By
Margaretta wa Gacheru (posted 3 September 2019)
Six months
ago Chu Owen and Susan Murabana moved into what might have been their ‘dream
home’. ‘We love the place,” says Susan referring to their new multi-leveled
home and garden in Westlands. ‘But we would have liked to buy rather than rent.
And when we moved in, the backyard hadn’t been maintained well, so it was
practically a jungle,” she adds.
Chu (short
for Tudor) chimes in. “I grew up loving to wander in overgrown jungles. Nonetheless,
we still had to uproot lots of plants, trees and shrubs in order to create our
vegetable garden.’
They also
had to create space for the geodesic dome that they are in the process of building
out of the bamboo that grows right there in their backyard.
“The bamboo
has already grown back since we cut it,” Chu says, noting that the dome will be
six meters tall and nine meters wide (at the diameter) when completed. ‘We
would have liked to assemble it using all organic materials [such as sisal].

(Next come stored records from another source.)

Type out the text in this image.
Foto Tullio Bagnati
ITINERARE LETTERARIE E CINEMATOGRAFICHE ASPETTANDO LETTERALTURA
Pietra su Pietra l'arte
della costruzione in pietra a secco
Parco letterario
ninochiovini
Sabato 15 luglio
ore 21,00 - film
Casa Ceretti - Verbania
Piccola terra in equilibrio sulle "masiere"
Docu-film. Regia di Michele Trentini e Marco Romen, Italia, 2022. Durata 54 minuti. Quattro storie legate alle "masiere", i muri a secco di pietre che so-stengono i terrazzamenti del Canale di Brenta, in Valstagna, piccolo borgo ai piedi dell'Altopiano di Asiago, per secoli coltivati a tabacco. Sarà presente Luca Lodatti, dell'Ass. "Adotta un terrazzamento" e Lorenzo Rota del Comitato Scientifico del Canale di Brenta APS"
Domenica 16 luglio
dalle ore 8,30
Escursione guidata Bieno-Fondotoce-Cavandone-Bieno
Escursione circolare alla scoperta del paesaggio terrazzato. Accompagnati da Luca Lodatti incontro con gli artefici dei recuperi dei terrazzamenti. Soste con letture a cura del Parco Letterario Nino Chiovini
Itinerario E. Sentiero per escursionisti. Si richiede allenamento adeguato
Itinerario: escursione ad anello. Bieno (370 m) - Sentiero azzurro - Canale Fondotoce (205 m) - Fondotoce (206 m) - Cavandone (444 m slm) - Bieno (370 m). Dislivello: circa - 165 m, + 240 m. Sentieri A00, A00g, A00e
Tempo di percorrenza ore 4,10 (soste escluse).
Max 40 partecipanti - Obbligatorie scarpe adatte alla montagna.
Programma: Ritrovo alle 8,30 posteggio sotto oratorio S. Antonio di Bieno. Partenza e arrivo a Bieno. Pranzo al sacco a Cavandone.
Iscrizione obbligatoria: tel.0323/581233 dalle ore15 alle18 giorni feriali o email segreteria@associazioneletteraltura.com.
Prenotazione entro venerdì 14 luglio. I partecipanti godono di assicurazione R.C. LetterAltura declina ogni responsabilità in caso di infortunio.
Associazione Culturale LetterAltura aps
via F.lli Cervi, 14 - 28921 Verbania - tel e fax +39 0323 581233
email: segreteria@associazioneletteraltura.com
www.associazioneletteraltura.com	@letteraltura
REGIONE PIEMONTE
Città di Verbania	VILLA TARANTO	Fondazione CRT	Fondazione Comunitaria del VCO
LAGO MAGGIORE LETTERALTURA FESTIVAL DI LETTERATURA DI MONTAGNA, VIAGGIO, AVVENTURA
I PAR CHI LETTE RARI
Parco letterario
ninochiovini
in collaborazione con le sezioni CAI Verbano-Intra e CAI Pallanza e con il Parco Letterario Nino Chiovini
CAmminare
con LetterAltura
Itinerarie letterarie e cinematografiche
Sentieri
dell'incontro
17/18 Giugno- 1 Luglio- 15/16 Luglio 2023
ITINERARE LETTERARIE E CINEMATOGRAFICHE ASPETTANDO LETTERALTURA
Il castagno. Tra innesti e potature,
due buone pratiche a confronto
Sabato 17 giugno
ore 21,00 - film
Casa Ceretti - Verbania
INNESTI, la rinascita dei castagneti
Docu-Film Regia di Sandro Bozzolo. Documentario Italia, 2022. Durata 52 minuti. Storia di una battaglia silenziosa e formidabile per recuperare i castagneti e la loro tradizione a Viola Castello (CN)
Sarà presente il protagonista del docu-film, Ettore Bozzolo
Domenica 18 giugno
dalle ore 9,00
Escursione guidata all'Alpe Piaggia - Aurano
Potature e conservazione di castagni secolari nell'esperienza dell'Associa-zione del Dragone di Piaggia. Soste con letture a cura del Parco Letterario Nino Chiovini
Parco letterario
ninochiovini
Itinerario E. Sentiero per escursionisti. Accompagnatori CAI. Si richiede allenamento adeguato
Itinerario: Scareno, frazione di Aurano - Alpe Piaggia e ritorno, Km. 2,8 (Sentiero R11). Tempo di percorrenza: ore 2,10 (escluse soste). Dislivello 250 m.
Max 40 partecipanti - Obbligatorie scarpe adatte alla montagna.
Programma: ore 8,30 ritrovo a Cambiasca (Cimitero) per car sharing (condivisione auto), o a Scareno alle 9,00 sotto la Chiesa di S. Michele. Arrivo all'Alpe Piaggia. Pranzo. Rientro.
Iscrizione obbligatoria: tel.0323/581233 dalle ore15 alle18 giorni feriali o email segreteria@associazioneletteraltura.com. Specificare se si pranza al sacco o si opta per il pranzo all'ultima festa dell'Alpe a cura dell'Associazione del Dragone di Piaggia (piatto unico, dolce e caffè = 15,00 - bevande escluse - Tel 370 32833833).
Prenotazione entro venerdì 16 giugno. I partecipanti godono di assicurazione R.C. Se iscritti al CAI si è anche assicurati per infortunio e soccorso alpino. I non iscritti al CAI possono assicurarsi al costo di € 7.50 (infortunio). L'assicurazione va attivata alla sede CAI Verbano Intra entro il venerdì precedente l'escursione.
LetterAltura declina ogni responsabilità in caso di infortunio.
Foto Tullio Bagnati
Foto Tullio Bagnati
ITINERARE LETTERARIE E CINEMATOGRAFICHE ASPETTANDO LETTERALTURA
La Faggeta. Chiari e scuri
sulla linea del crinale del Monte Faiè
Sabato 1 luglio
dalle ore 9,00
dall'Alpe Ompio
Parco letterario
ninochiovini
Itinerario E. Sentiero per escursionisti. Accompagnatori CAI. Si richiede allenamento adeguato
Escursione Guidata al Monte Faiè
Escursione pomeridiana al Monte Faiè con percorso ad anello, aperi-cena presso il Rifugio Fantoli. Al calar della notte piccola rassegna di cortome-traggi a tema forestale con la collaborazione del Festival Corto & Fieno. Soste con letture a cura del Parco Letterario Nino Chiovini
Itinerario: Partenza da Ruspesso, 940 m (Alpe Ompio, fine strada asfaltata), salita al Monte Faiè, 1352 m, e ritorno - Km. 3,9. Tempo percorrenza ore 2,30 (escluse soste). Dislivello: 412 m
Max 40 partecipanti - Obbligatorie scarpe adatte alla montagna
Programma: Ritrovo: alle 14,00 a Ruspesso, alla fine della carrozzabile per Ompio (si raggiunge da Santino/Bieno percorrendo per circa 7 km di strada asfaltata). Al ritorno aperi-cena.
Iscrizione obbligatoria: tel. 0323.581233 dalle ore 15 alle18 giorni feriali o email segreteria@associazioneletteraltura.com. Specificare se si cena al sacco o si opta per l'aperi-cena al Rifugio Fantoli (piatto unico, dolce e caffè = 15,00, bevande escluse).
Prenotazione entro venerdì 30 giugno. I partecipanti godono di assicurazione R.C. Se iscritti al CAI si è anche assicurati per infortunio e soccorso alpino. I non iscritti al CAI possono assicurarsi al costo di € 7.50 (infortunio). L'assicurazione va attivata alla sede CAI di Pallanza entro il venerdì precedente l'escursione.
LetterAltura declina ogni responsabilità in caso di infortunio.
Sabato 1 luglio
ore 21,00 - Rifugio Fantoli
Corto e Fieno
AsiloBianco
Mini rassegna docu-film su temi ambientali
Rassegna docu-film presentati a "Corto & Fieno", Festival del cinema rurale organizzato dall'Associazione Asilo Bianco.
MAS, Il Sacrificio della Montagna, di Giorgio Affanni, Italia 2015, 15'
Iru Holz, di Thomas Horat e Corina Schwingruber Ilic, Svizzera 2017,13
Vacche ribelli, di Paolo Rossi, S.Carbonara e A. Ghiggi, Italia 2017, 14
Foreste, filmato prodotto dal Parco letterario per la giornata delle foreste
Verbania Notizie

But if we did, the bugs would go for them and we would have to redo everything every
few months. So we had to work with rope which is nylon.”
Chu, who’s a
big astronomy enthusiast, says that once the dome is done, they are going to open
Kenya’s first and only Planetarium. “We’ll be able to accommodate 50 adults
comfortably in the dome and 100 kids uncomfortably,” he adds.
“We’ll have
a [sky-like] projection in the dome that will be powered with software that
assimilates views of both night and day skies,” says Susan who has a master’s
degree in astronomy from James Cook University in Australia.
But even as
they are busy building the dome, Chu and Susan are also tending their quarter-acre
vegetable garden. Both are clearly proud of the garden, especially as their
company, ‘The Traveling Telescope’ also teaches ‘sustainability’ when they go
to schools with their telescope and tell children as well as adult about the
stars and planet earth’s relationship to the universe.
“We want to
point to our garden when people come to the planetarium and show them by
example that we practice what we preach when we talk about sustainability,” Chu
says.
Already,
Susan and Chu and their three boys eat virtually all of their fresh fruits and
vegetables straight from their garden. They never use chemical pesticides or
fertilizers. And for now, they only fertilize with goat manure, “although we
hope once our compost patch matures, we will be able to use only organic
fertilizer,” says Susan, who like Chu, is passionate about sustainability as
well as astronomy.
She is especially fond of smoothies made with spinach,
celery, passion fruit and pineapple, all of which (apart from the pineapple)
comes from the garden.
Meanwhile,
Chu is a fan of tree tomato juice. “I had never seen a tree tomato before I
came to Kenya,” he says, having been born and raised in the UK. But he was
concerned about sustainability even before he came here in 2013 to see the
total eclipse which was passing directly over Turkana, which is where he and
Susan met.
“She’s the
one with the academic background in Astronomy while I have just been studying
it on my own for the past 15 years,” says Chu, who practices gardening as
enthusiastically as he does astronomy. Nonetheless, his background is actually
in Filmmaking, although he’s humble about the years he worked with Al Jazeera as
well as other media houses over the years.
Walking me down
and all around the garden, Chu points and shows me how they are already growing
everything from rhubarb, kale, spinach, cabbage, celery, lettuce, and broccoli,
as well as carrots, tree tomatoes, (regular) tomatoes, beet root, peppers, zucchini,
mint, parsley, coriander and cow peas.
We stop to
taste one delicate three-leafed green that they only know as ‘yumyumbuzi’.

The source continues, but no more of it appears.